The PGM approach requires funders to make a commitment to re-examine their conventional practices and bring a change in their organizational system and culture, a shift which can be uncomfortable for many. Therefore, it is important for them to fully understand the benefits and the challenges of this model before they decide to adopt it. Multifaceted benefits of PGM have been cited, including better decisions and outcomes, transparency, innovations, and social change. (Ang et al., 2023; Gibson & Bokoff, 2018). Yet, experts also note that the approach is time-consuming and resource intensive, and it is difficult to ensure diverse representation and avoid inherent biases in decision-making.
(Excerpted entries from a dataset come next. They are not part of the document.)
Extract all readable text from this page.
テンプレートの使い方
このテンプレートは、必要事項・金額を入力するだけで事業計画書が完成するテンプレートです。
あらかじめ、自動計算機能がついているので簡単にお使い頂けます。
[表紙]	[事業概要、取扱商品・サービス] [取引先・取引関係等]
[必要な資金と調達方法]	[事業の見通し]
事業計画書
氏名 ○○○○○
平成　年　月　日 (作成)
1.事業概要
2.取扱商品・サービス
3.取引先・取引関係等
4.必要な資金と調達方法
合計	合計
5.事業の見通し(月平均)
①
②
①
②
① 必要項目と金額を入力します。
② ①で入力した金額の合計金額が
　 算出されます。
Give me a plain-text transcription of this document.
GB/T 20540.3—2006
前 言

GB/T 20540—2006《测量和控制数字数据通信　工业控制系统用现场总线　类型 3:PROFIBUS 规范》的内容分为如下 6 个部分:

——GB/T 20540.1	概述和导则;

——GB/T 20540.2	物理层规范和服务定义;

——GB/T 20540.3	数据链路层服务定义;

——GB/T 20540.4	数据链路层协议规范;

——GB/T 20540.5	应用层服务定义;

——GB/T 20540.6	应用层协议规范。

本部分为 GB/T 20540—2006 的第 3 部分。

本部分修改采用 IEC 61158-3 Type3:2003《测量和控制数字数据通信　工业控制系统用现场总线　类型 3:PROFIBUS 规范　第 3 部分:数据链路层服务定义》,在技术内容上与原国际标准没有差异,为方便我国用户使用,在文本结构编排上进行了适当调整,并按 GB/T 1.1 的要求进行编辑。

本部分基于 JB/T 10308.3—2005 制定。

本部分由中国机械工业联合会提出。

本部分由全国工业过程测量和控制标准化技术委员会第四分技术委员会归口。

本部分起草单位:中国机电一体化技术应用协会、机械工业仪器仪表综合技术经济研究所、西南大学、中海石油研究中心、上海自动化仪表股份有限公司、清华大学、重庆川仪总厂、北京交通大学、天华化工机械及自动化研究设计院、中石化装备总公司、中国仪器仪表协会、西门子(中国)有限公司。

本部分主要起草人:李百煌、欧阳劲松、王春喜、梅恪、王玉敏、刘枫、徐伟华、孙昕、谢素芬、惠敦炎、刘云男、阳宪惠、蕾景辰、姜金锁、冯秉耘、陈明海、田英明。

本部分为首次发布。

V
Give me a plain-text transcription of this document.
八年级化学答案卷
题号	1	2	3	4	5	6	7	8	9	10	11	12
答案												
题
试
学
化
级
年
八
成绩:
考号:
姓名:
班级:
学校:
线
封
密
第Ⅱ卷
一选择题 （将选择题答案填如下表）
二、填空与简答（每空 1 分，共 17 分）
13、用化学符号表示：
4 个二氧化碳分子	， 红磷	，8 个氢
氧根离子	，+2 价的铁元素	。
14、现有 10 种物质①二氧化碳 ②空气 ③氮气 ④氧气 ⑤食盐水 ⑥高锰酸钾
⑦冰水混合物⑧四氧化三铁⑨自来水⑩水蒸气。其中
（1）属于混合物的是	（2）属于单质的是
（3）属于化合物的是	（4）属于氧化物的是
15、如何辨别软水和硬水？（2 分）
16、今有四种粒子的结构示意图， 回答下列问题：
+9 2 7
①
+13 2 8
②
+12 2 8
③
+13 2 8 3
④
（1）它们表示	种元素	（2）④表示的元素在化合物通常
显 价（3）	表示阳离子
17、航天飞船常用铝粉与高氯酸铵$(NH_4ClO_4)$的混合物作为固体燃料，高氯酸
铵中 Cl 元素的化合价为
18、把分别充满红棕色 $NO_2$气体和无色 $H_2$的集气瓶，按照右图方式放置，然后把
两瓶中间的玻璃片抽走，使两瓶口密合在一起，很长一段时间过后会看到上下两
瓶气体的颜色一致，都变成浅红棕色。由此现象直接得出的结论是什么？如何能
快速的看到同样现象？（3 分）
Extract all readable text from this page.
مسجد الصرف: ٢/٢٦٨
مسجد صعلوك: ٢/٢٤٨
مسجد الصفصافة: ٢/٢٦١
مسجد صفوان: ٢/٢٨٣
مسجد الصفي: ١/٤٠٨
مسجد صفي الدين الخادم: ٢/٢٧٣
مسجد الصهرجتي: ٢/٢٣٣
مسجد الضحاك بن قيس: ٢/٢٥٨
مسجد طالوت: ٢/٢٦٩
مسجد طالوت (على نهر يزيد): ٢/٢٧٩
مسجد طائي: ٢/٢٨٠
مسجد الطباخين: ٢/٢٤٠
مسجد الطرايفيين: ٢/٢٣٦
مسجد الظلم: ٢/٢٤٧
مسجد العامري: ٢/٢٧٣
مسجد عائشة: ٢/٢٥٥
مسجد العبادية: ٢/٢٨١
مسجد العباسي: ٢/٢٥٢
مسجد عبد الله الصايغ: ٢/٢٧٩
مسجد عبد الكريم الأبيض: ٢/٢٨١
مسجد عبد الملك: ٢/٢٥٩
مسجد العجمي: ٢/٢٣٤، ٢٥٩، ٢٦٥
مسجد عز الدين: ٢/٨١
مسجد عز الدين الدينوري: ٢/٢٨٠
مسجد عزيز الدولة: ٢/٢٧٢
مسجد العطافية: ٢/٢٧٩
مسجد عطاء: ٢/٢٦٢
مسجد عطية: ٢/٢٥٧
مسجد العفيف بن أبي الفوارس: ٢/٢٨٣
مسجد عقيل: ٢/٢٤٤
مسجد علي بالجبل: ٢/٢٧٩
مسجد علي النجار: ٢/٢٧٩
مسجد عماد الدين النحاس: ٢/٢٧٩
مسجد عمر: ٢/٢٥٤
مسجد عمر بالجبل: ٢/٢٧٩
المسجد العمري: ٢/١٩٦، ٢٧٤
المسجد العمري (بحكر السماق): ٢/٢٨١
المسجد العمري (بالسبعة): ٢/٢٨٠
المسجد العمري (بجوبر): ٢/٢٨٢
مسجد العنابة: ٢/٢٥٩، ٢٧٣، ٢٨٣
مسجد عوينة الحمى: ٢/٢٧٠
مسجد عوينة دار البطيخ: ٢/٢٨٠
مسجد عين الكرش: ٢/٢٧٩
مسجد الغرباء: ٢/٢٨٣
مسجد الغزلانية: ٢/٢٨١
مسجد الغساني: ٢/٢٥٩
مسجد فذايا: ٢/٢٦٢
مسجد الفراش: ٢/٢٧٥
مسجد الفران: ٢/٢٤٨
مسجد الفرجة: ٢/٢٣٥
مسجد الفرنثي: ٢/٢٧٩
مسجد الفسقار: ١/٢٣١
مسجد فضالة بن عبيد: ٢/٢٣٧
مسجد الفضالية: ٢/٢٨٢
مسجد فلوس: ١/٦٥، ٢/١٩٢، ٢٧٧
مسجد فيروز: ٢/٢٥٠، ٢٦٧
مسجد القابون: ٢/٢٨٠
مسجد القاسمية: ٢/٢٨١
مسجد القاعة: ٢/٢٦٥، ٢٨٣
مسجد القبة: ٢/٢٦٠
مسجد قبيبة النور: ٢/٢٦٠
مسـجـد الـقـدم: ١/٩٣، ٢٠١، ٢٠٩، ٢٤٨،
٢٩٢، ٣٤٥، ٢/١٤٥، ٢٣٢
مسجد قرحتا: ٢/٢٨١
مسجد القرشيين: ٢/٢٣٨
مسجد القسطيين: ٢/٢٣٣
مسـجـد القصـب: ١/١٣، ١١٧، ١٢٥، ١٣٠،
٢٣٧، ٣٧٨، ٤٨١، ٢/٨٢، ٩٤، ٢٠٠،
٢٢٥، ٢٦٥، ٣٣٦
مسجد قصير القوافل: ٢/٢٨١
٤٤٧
Other challenges include conflicts of interest, cost, and donor intent (Ang et al., 2023; Gibson & Bokoff, 2018). Moreover, without a holistic organizational change, the model can “quickly dissolve into a one-off or ‘nice thing to do’ “(Gibson, 2017, p.41), or even damage the relationship between funders and communities (Patterson, 2018).

Building trusting partnerships – cultivating fertile soil for learning and growth

The Community Fund is currently working with eleven immigrant-serving organizations that were selected through its PGM process. In addition to obtaining financial support, representatives from these grantee organizations have been engaging with Community of Practice, a peer-learning opportunity for their professional growth and networking.  It is important to note that this collaborative capacity-building is facilitated within the broader context of PGM for which the Community Fund and its immigrant partners have worked carefully over many years.  The trusting relationships with immigrant communities cultivated through the PGM process can serve as the foundation, namely as ‘the fertile soil’ into which this Community of Practice is ‘seeded.’



Ang, C., Abdo, M., Rose, V., Lim, R., and Taylor, J. 2023. Participatory Grantmaking: Building the Evidence. Centre for Evidence and Implementation

Gibson, Cynthia & Bokoff, J, (2018). Deciding Together Shifting Power and Resources Through Participatory Grantmaking. Foundation Center.

Gibson, Cynthia. (2017) Participatory Grantmaking: Has Its Time Come? Ford Foundation.

Giridharadas, A. (2018) Winner Takes All. The Elite Charade of Changing the World.  Alfred A. Knopf.

Patterson, H. (2018). Grassroots Grantmaking: Embedding Participatory Approaches in Funding.
A Winston Churchill Fellowship Report. Winston Churchill Memorial Trust.

Villanueva, E. (2021).  Decolonizing Wealth: Indigenous Wisdom to Heal Divides and Restore Balance. Berrett-Koehler Publishers, Inc.

Walker, D. (2023). From Generosity to Justice: A New Gospel of Wealth. New York: Disruption Books.

Wrobel, B & Massey, M. (2021). Letting Go: How Philanthropists and Impact Investors Can Do More Good by Giving Up Control. Independently Published.